First proposed by U.S. Rep. Emanuel Cleaver II (D-Mo.), the Green Impact Zone project is said to put people and dollars to work to strengthen neighborhoods, create jobs and improve energy efficiency. The initiative includes housing rehab and weatherization programs, community policing and services, job training and placement, and health and wellness programs, all built around a comprehensive neighborhood outreach program and using sustainability as a catalyst for this transformation.
The Green Impact Zone itself is a 150-square-block area surrounding the inner-core of section of the between Troost Avenue and Prospect Avenue in Kansas City, Mo. The area, roughly from 39th to 51st streets, has experienced severe abandonment and economic decline.
Approximately 25% of the Zone’s properties are vacant lots and another one-sixth of the buildings are vacant. Unemployment in Kansas City is now 11.7% citywide and estimated to be as much as 50% in parts of the Zone. Fewer than half the homes of the Zone are owner-occupied. Almost 20% of all mortgages were delinquent over the last two years. Median home prices for the area have fallen below $30,000.
So far the Zone benefited from a final tally of upward of $178 million in public and private investment in the past three years. Back in 2009, when Rep. Cleaver first proposed sinking all $200 million of the federal stimulus monies earmarked for Kansas City into the neighborhood, he reasoned that spending all the money in economically challenged part of the city could have the most.
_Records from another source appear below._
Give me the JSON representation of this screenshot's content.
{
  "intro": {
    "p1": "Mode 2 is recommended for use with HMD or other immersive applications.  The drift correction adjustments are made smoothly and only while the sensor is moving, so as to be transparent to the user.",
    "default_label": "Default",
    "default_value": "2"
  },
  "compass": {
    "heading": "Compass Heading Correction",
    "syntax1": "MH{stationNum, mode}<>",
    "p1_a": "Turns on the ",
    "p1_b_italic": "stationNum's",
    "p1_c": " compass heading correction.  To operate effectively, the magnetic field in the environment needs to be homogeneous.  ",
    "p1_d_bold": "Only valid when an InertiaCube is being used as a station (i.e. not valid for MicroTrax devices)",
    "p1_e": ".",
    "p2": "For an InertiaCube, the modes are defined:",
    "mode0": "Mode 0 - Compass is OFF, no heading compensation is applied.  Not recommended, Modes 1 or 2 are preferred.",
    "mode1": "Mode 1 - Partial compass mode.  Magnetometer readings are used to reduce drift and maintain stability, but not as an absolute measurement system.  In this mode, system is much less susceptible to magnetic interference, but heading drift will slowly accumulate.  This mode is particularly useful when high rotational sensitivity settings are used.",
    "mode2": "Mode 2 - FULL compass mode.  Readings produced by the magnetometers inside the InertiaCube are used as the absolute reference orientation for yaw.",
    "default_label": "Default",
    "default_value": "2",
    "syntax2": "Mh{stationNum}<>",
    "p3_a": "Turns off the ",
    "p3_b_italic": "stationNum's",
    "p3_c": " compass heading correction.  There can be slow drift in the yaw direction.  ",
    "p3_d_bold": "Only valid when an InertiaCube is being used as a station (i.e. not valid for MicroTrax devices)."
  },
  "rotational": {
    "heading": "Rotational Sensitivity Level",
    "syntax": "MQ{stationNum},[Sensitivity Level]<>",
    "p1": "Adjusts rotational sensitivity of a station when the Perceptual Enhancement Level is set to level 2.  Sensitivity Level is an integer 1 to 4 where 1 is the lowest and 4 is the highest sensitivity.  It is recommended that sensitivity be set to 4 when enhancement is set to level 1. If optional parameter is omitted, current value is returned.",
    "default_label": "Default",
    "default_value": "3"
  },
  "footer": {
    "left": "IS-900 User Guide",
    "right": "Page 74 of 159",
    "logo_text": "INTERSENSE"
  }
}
According to a recent article “Green Impact Zone finds itself in a gray area” (Dec. 12) by Mike Hendricks in the Kansas City Star, the Green Impact Zone’s shortcomings have been well documented. Stimulus projects in the Zone put a few hundred people to work rather than the 1,000 jobs Cleaver hoped they would create.
Further, said the Star article, the Mid-America Regional Council (MARC) was slow in weatherizing people’s homes in the zone and was disqualified from the program after spending just over half of the $4.5 million set aside for that purpose. However, Kansas City councilwoman Cindy Circo, one of the Zone’s biggest supporters, said in the article that she gives the Green Impact Zone a grade of “A” overall for creating positive momentum.
More recently (Dec. 17), Kansas City Star columnist Lewis Diuguid wrote about attending the premiere of a new locally produced movie documentary about the Green Impact Zone, We Are Superman. Director Kevin Bryce said the documentary has been entered in 20 film festivals in the United States and Canada.
The packed audience saw a 50-minute version of We Are Superman, along with a 20-minute film on Operation Breakthrough and the work it does at 31st Street and Troost Avenue for children and families. The full-length version of the movie, which focuses on Mayor Sly James, Green Impact Zone executive director Anita Maltbia and many other local activists and officials will be in theaters in the spring.
According to Diuguid’s column, the documentary shows the problems that have troubled Troost Avenue for decades as Kansas City’s racial dividing line, and it clearly lets the audience know that Troost Avenue is improving column. Further, says Diuguid, stimulus funding is helping to make housing, businesses, jobs, and living in neighborhoods along Troost better.
“Troost to me is a great place,” said Bryce, who lives near the avenue. “I couldn’t help but document that side of the story.”